Lisa Lee, 32, estimates that about half of the people who live in her Germantown subdivision are Asian. In just the past few years, Lee said, she's noticed the county adapting to the Asian population's booming growth, particularly in the northern reaches. Niche Asian restaurants now specialize in everything from Shanghai cuisine to Cantonese food to dumplings. Two gourmet ethnic food stores, carrying both Latino and Asian foods, that opened in Germantown and Gaithersburg over the last few years seem to do a brisk business, Lee said.

For many Montgomery children, Saturdays mean classes at one of about 75 Chinese language and cultural schools, while Chinese seniors can take advantage of painting and dance classes in their native languages.

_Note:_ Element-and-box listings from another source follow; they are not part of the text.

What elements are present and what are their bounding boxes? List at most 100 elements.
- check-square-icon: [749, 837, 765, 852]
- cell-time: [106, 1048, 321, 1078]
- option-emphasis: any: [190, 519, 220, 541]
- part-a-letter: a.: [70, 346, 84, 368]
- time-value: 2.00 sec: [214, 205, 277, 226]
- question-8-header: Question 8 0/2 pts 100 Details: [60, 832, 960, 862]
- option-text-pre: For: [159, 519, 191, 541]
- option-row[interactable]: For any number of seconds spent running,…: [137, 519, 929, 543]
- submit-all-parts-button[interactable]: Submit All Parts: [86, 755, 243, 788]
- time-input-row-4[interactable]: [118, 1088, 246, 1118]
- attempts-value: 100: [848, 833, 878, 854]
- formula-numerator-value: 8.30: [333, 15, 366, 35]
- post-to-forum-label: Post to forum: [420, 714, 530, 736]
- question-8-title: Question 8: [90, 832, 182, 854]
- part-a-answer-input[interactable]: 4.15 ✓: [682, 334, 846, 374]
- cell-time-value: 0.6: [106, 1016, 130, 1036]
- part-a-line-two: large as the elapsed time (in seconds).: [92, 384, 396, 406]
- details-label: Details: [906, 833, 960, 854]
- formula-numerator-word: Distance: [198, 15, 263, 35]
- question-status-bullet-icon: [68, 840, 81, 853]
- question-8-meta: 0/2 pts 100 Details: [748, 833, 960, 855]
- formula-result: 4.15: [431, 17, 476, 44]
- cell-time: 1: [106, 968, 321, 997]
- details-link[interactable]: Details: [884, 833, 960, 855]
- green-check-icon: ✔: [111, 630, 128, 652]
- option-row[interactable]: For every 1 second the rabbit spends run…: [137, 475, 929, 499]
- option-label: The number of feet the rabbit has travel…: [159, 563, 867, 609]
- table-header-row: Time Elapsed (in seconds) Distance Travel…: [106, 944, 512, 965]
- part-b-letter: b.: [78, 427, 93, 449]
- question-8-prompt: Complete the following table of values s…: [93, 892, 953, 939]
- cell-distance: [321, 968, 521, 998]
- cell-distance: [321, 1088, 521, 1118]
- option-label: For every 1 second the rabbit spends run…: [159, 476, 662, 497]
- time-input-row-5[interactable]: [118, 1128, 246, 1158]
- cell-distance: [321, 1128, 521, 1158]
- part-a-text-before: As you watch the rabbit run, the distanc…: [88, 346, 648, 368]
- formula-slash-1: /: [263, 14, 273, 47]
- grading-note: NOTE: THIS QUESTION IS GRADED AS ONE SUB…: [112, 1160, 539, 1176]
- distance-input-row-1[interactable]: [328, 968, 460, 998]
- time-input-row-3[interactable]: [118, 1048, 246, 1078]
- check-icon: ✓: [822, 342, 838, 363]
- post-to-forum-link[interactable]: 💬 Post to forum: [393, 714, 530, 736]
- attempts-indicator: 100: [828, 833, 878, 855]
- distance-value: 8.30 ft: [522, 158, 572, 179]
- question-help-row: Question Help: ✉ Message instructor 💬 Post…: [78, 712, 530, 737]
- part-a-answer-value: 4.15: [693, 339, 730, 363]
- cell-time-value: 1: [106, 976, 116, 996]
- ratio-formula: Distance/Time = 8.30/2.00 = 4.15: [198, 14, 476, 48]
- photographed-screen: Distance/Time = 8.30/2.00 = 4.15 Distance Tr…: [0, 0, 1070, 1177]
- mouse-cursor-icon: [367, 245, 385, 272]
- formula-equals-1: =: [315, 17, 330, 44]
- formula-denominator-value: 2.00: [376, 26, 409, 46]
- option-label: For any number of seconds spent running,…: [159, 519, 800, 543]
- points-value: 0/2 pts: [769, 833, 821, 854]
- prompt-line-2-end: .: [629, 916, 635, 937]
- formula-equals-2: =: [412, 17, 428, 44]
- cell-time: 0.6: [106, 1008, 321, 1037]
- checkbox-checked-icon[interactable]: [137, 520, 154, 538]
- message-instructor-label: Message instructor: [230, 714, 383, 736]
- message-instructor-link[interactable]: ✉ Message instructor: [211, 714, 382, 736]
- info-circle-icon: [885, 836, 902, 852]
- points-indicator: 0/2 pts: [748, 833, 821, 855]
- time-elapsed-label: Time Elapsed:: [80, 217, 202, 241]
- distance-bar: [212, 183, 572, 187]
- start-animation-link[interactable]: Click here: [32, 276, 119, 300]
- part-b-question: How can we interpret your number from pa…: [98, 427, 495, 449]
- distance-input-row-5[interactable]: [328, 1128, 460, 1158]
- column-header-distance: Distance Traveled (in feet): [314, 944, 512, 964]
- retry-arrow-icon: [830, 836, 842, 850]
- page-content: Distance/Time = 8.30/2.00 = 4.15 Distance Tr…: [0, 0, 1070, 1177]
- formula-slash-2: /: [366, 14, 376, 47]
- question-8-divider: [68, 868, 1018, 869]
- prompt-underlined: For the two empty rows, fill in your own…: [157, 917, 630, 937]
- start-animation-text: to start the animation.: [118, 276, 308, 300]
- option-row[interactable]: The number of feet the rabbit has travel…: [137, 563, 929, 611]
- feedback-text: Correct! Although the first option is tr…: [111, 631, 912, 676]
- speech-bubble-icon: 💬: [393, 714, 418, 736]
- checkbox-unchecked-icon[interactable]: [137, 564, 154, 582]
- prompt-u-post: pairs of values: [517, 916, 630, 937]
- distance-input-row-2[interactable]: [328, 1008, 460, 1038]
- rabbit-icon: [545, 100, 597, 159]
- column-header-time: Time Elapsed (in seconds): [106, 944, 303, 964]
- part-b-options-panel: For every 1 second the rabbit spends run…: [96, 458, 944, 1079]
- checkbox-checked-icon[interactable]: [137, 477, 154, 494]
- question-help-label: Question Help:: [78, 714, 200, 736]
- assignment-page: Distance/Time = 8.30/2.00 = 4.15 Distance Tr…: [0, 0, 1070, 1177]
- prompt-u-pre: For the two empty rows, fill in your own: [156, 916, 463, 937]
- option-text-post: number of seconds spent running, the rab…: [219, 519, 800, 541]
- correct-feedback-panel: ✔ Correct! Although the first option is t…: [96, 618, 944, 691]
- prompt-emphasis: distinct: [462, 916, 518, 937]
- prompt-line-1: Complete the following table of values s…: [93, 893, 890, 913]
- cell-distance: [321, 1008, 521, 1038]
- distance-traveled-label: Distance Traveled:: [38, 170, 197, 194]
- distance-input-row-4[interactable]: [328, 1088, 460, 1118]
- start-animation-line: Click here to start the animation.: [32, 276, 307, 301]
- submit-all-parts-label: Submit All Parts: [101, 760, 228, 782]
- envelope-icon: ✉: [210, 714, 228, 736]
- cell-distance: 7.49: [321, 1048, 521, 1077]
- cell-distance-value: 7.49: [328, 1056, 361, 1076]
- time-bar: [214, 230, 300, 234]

Lee said her parents, whose Mandarin Chinese is far better than their English, have no trouble getting by in Montgomery.

"They don't even need to speak English," said Lee, community liaison for the Upcounty Regional Services Center and an active volunteer in several Asian community organizations. "They have plenty of services in their language -- doctors' offices, attorneys, hair stylists, accountants."

The changes that Barberis-Young and Lee have seen are supported by census data. In 1980, non-Hispanic whites comprised 83 percent of the county's population. In 2003, the year of Montgomery's most recent census update survey, they made up 60 percent. The survey also found that almost half of the residents who had arrived in the previous five years spoke a language other than English, according to the Montgomery County Department of Park and Planning.

Montgomery attracts more immigrants than any other county in Maryland, planners said. Of residents who moved to Maryland from other countries between 2000 and 2003, almost half -- 47 percent -- chose to live in Montgomery.